In early childhood, a child with AS may need to be given instructions on the different ways of relating to family members, to a teacher, to friends and to strangers. Teenagers with AS can be delayed in their social/emotional maturity compared to the other children in their class. It may be necessary to repeat some school programmes on human relationships and sexuality when the person with AS has reached that stage of their emotional development. With a prolonged emotional adolescence and delayed acquisition of social skills, the person may not have a close and intimate relationship until much later than their peers. Many people with AS have loving relationships, but the partners may need counselling on each other’s background and perspective. One could describe these relationships as similar to those between people of two different cultures, unaware of the conventions and expectations of the other partner.

Are people with Asperger's Syndrome more likely to be involved in criminal activity?

Some people with AS have found themselves before the criminal justice system for a variety of offences that are usually related to their special interests, sensory sensitivity or strong moral code. If a person’s special interest is of a dangerous nature it can sometimes lead them into unusual crimes associated with that interest. The courts are becoming increasingly aware of the nature of AS and are responding accordingly. More often than not, individuals with AS are more likely to be victims than offenders. Their naivety and vulnerability make them easy targets. 

What should we look for in a school or teacher?

What are the attributes of a good school? Most important is the personality and ability of the class teachers and their access to support and resources. It is not essential that the teacher has experience of similar children, as each child with AS is unique and a teacher uses different strategies for each individual. It is very important to find as small-sized a class as possible, to have a quiet, well-ordered classroom, with an atmosphere of encouragement not criticism, and to have practical support from the school administration. It is important to maintain consistency for the child with AS, so try not to change school unless absolutely necessary once a child is settled.

How do you share the news?

This varies according to each child and their circumstances. For some it may help if the diagnosis becomes public, while for others it may be preferable that they are not distinguished from other children. A principle of who needs to know is considered to be useful. There are classroom activities that can be used to help other children to understand the condition, and how to help their classmate with AS. At home, it will become apparent to siblings that a diagnosis has been reached, and it is important to explain things properly to them. There are some useful books on this topic (see www.jkp.com), also local help groups may run workshops for siblings. How do you tell the child themselves that they have AS? The answer may be to tell the child when they are emotionally able to cope with the information and want to know why they have difficulties in situations that other children find so easy. It is important to give the person with AS a sense of their many positive qualities, and to give examples of the many scientists and artists who have AS and have used these qualities for great achievements. Once the person knows they have AS it can provide a sense of relief and understanding. 

What are the advantages of using the term Asperger's Syndrome?

If the term Asperger’s Syndrome is used it can avoid misunderstandings in relation to the use of the term autism.

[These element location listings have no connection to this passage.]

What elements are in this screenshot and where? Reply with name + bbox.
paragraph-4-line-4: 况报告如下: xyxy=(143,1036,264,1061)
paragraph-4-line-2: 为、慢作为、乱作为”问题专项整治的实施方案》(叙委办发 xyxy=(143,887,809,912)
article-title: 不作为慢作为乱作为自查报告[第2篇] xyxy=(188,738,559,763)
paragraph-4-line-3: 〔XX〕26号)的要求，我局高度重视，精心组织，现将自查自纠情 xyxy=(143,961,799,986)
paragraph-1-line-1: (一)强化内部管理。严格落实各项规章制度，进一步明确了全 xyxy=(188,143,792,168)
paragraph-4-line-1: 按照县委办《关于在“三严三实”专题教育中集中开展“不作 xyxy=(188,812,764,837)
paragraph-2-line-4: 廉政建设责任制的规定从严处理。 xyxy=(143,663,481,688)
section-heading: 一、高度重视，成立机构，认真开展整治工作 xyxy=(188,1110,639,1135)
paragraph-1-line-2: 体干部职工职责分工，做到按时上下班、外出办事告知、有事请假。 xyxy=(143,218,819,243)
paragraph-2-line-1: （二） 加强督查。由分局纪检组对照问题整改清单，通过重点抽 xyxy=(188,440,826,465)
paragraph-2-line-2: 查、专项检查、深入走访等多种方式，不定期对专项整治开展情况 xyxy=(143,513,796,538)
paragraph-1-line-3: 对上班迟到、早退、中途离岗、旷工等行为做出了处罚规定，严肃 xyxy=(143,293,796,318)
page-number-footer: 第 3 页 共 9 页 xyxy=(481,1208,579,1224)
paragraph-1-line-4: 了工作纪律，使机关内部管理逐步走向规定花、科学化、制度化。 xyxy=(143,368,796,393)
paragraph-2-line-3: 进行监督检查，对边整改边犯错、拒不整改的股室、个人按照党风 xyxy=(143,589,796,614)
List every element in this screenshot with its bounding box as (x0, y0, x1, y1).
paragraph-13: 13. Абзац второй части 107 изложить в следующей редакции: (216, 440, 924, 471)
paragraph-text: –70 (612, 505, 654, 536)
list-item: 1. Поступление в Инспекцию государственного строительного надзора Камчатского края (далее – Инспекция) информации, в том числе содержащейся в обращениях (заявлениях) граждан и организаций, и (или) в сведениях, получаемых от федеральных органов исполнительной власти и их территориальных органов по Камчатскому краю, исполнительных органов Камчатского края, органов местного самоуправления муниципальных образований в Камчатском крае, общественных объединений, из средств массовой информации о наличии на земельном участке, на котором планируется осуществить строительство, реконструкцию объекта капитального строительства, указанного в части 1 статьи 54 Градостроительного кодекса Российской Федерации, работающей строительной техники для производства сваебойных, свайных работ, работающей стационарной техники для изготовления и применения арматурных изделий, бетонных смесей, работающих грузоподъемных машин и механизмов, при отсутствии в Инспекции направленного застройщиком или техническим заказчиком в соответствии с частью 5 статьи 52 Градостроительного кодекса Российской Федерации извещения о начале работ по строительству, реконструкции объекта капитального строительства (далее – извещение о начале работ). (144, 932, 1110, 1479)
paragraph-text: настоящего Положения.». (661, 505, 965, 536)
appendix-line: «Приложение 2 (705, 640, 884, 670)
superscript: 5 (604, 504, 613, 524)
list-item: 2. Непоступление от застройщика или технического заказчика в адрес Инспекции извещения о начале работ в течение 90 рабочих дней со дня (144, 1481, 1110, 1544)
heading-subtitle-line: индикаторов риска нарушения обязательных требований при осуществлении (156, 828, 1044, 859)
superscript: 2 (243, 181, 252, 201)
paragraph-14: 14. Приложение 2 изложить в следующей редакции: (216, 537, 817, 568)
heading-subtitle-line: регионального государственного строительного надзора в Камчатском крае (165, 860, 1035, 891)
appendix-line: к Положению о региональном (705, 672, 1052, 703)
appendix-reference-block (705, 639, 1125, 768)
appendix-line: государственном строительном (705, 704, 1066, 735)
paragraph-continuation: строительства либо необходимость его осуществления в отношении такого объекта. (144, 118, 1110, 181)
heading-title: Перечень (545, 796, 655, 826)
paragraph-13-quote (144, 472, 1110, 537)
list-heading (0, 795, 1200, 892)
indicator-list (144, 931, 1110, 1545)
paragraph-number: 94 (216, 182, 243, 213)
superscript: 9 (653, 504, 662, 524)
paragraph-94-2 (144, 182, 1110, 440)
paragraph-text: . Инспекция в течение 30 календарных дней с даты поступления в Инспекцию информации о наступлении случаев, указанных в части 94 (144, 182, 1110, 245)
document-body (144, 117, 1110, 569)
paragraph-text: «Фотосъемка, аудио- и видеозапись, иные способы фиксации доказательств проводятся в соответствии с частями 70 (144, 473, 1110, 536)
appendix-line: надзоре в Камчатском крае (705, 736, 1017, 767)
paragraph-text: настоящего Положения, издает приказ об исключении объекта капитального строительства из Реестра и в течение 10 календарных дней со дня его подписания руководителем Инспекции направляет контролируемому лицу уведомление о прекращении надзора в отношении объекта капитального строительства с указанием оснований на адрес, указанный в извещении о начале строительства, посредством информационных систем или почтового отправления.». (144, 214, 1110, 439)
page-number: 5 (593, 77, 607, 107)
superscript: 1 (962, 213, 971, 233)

Many people have a negative association with the term autism, so it is good to use a different one. When a child is said to have Asperger’s Syndrome, the usual response is “I’ve never heard of that. What is it?” The reply can simply explain that the child has a neurological condition which means that they are learning to socialise and understand the thoughts and feelings of other people, have difficulty with a natural conversation, can develop an intense fascination in a particular area of interest, and can be a little clumsy.